O meteorologista e pesquisador Rodrigo Xavier - Divulgação/Instituto Mamirauá
O meteorologista e pesquisador Rodrigo Xavier Imagem: Divulgação/Instituto Mamirauá
do UOL

Colaboração para Ecoa

20/12/2024 13h35

O som da chuva na floresta amazônica pode ajudar a prever desastres no bioma. É o que mostrou um estudo do Instituto Mamirauá ao monitorar o barulho das gotas atingindo a superfície da floresta, em Tefé, a 550 km de Manaus. A organização criou uma técnica com gravadores de som, na qual a acústica pode ser uma aliada na geração de dados sobre chuvas intensas em regiões sem infraestrutura de monitoramento climático.

O meteorologista Rodrigo Xavier, pesquisador que executou a primeira fase do estudo, explica que a proposta de investigar o som da chuva partiu do próprio instituto, que já fazia um trabalho de monitoramento bioacústico. Até então, o som da floresta era utilizado para identificar a fauna da região.

Com a nova iniciativa, o apelo está na necessidade de ampliar as informações sobre as chuvas, que ainda são um evento de difícil medição na Amazônia. "Os pluviômetros para monitorar a chuva na região ficam posicionados ao longo de rios e existe uma diferença entre o quanto chove no rio e o quanto chove na floresta", frisa o pesquisador. Hoje, a única forma de fazer essas medições em áreas onde não é possível instalar pluviômetros é por meio de satélite.

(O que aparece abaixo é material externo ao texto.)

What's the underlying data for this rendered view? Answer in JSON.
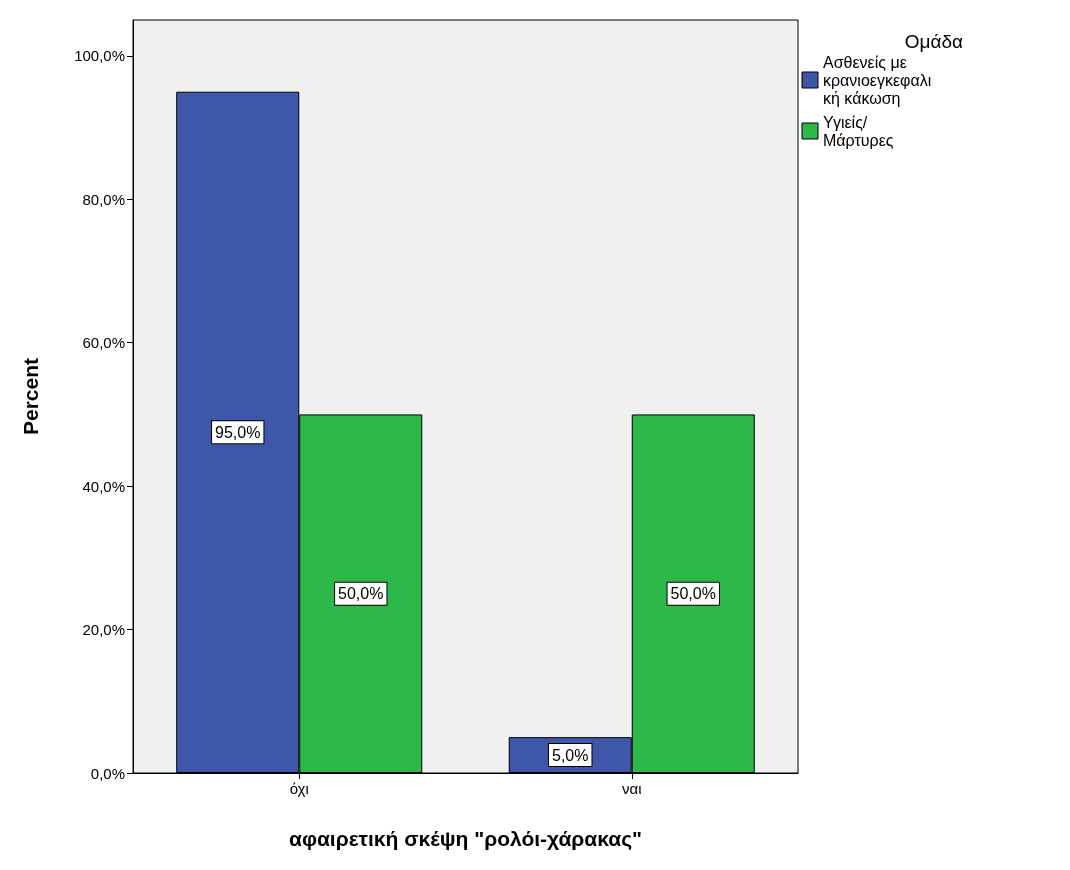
{
  "chart_data": {
    "type": "bar",
    "xlabel": "αφαιρετική σκέψη \"ρολόι-χάρακας\"",
    "ylabel": "Percent",
    "legend_title": "Ομάδα",
    "legend": "top right",
    "grid": false,
    "categories": [
      "όχι",
      "ναι"
    ],
    "series": [
      {
        "name": "Ασθενείς με κρανιοεγκεφαλική κάκωση",
        "color": "#3f57a9",
        "values": [
          95,
          5
        ],
        "value_labels": [
          "95,0%",
          "5,0%"
        ]
      },
      {
        "name": "Υγιείς/ Μάρτυρες",
        "color": "#2fb84a",
        "values": [
          50,
          50
        ],
        "value_labels": [
          "50,0%",
          "50,0%"
        ]
      }
    ],
    "ylim": [
      0,
      105
    ],
    "yticks": [
      {
        "value": 0,
        "label": "0,0%"
      },
      {
        "value": 20,
        "label": "20,0%"
      },
      {
        "value": 40,
        "label": "40,0%"
      },
      {
        "value": 60,
        "label": "60,0%"
      },
      {
        "value": 80,
        "label": "80,0%"
      },
      {
        "value": 100,
        "label": "100,0%"
      }
    ]
  }
}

Treino com milhares de áudios

Em parceria com o Instituto Francês de Pesquisa para o Desenvolvimento (IRD), a investigação fez uso de um modelo de aprendizagem computacional que estabeleceu uma relação entre gravações do som da chuva e a intensidade delas.
Xavier observa que nessa tecnologia, que representa um passo antes da Inteligência Artificial, os modelos costumam definir a relação entre diferentes fenômenos por meio de métodos estatísticos.

"Nós fazemos um processamento de áudio, mostramos que em determinado áudio choveu tanto, e passamos centenas de milhares de áudios para a máquina. O modelo aprende essa relação e passamos um novo dado, sem falar o quanto choveu. O modelo dá a resposta de acordo com o que aprendeu", detalha o pesquisador. O treinamento desse modelo de aprendizagem contou com áudios sem chuva e com chuva leve, moderada, pesada e violenta.

Todos os dados gerados pelo novo método foram validados com dados gerados por satélites, revelando um potencial que surpreendeu a equipe envolvida no projeto. Isso porque, ao contrário da maioria das pesquisas na área, o estudo coletou áudios em ambientes com diferentes tipos de vegetação, a 30 quilômetros de distância um do outro.

O primeiro foi uma floresta tropical secundária no campus do Instituto Mamirauá, caracterizada por ser uma área desmatada e que foi regenerada, e o segundo, uma floresta virgem, que alaga, dentro da reserva de desenvolvimento sustentável do instituto. O método desenvolvido foi capaz de prever com sucesso a intensidade das chuvas nas duas áreas. "O modelo previu melhor do que a estimativa de satélite para a chuva no acumulado em hora, o que prova que existe um potencial grande para explorarmos", salienta Xavier.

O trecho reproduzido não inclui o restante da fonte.